1st Ethiopian Dam filling caused Sudanese water plants to go out of service: official


Mon, 12 Jul 2021 - 03:01 GMT

FILE - Grand Ethiopian Renaissance Dam (GERD) – Satellite Picture

FILE - Grand Ethiopian Renaissance Dam (GERD) – Satellite Picture

CAIRO – 12 July 2021: Spokesperson of the Sudanese Negotiation Team Over the Grand Ethiopian Renaissance Dam (GERD) Ambassador Omar El Farouq highlighted in a TV interview that the first filling of the dam in 2020 caused Khartoum to remain without water supply for several days as plants got out of service, and that Ethiopia is putting his country at the same risk this year again through the second filling.


The problem does not lie in the filling itself but in the lack of a legal binding agreement, which would ensure Sudan is getting from Ethiopia detailed information and daily data on the size and levels of water flowing. The official underscored the salience of such information on the safety of Sudanese dams saying that the information provided by Ethiopia are very brief and not sufficient.

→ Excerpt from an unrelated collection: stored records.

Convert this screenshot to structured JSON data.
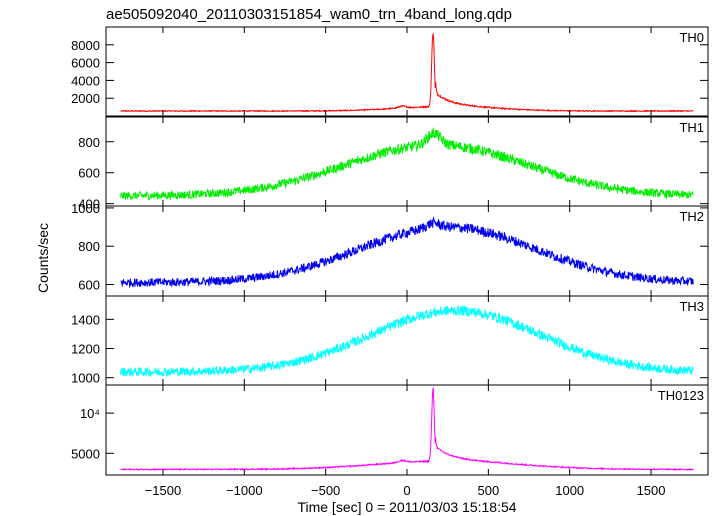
{
  "chart_data": {
    "type": "line",
    "title": "ae505092040_20110303151854_wam0_trn_4band_long.qdp",
    "xlabel": "Time [sec] 0 = 2011/03/03 15:18:54",
    "ylabel": "Counts/sec",
    "xlim": [
      -1850,
      1850
    ],
    "xticks": [
      -1500,
      -1000,
      -500,
      0,
      500,
      1000,
      1500
    ],
    "xtick_labels": [
      "−1500",
      "−1000",
      "−500",
      "0",
      "500",
      "1000",
      "1500"
    ],
    "panels": [
      {
        "name": "TH0",
        "color": "#ff0000",
        "ylim": [
          0,
          10000
        ],
        "yticks": [
          2000,
          4000,
          6000,
          8000
        ],
        "ytick_labels": [
          "2000",
          "4000",
          "6000",
          "8000"
        ],
        "profile": {
          "base": 560,
          "broad_amp": 520,
          "broad_center": 250,
          "broad_sigma": 300,
          "noise": 55,
          "spike_amp": 8400,
          "spike_center": 160,
          "spike_width": 8,
          "tail_amp": 1600,
          "tail_start": 175,
          "tail_tau": 90,
          "bump_amp": 200,
          "bump_center": -30,
          "bump_width": 25
        }
      },
      {
        "name": "TH1",
        "color": "#00ee00",
        "ylim": [
          385,
          960
        ],
        "yticks": [
          400,
          600,
          800
        ],
        "ytick_labels": [
          "400",
          "600",
          "800"
        ],
        "profile": {
          "base": 450,
          "broad_amp": 330,
          "broad_center": 180,
          "broad_sigma": 560,
          "noise": 26,
          "spike_amp": 75,
          "spike_center": 165,
          "spike_width": 40,
          "tail_amp": 0,
          "tail_start": 0,
          "tail_tau": 1,
          "bump_amp": 0,
          "bump_center": 0,
          "bump_width": 1
        }
      },
      {
        "name": "TH2",
        "color": "#0000ee",
        "ylim": [
          540,
          1010
        ],
        "yticks": [
          600,
          800,
          1000
        ],
        "ytick_labels": [
          "600",
          "800",
          "1000"
        ],
        "profile": {
          "base": 610,
          "broad_amp": 290,
          "broad_center": 250,
          "broad_sigma": 540,
          "noise": 22,
          "spike_amp": 25,
          "spike_center": 160,
          "spike_width": 40,
          "tail_amp": 0,
          "tail_start": 0,
          "tail_tau": 1,
          "bump_amp": 0,
          "bump_center": 0,
          "bump_width": 1
        }
      },
      {
        "name": "TH3",
        "color": "#00ffff",
        "ylim": [
          950,
          1560
        ],
        "yticks": [
          1000,
          1200,
          1400
        ],
        "ytick_labels": [
          "1000",
          "1200",
          "1400"
        ],
        "profile": {
          "base": 1040,
          "broad_amp": 420,
          "broad_center": 300,
          "broad_sigma": 520,
          "noise": 30,
          "spike_amp": 0,
          "spike_center": 0,
          "spike_width": 1,
          "tail_amp": 0,
          "tail_start": 0,
          "tail_tau": 1,
          "bump_amp": 0,
          "bump_center": 0,
          "bump_width": 1
        }
      },
      {
        "name": "TH0123",
        "color": "#ff00ff",
        "ylim": [
          2300,
          13500
        ],
        "yticks": [
          5000,
          10000
        ],
        "ytick_labels": [
          "5000",
          "10⁴"
        ],
        "profile": {
          "base": 3000,
          "broad_amp": 1050,
          "broad_center": 250,
          "broad_sigma": 430,
          "noise": 70,
          "spike_amp": 9000,
          "spike_center": 160,
          "spike_width": 8,
          "tail_amp": 1800,
          "tail_start": 175,
          "tail_tau": 100,
          "bump_amp": 250,
          "bump_center": -30,
          "bump_width": 25
        }
      }
    ],
    "grid": false,
    "legend": "none"
  }
}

Farouq explained that the capacity of GERD is 74 billion cubic meters while that of Sudan's Roseires is just seven billion cubic meters. Yet, the latter produces 80 percent of electricity in Sudan, and is essential for 20 million Sudanese living on agriculture. Hence, the change of water levels will have a very negative impact on the dam, if not coordinated.


The official pointed out that during the negotiations an agreement was reached on 90 percent of the technical aspects but the problem is that Ethiopia is not willing to sign a legal binding agreement.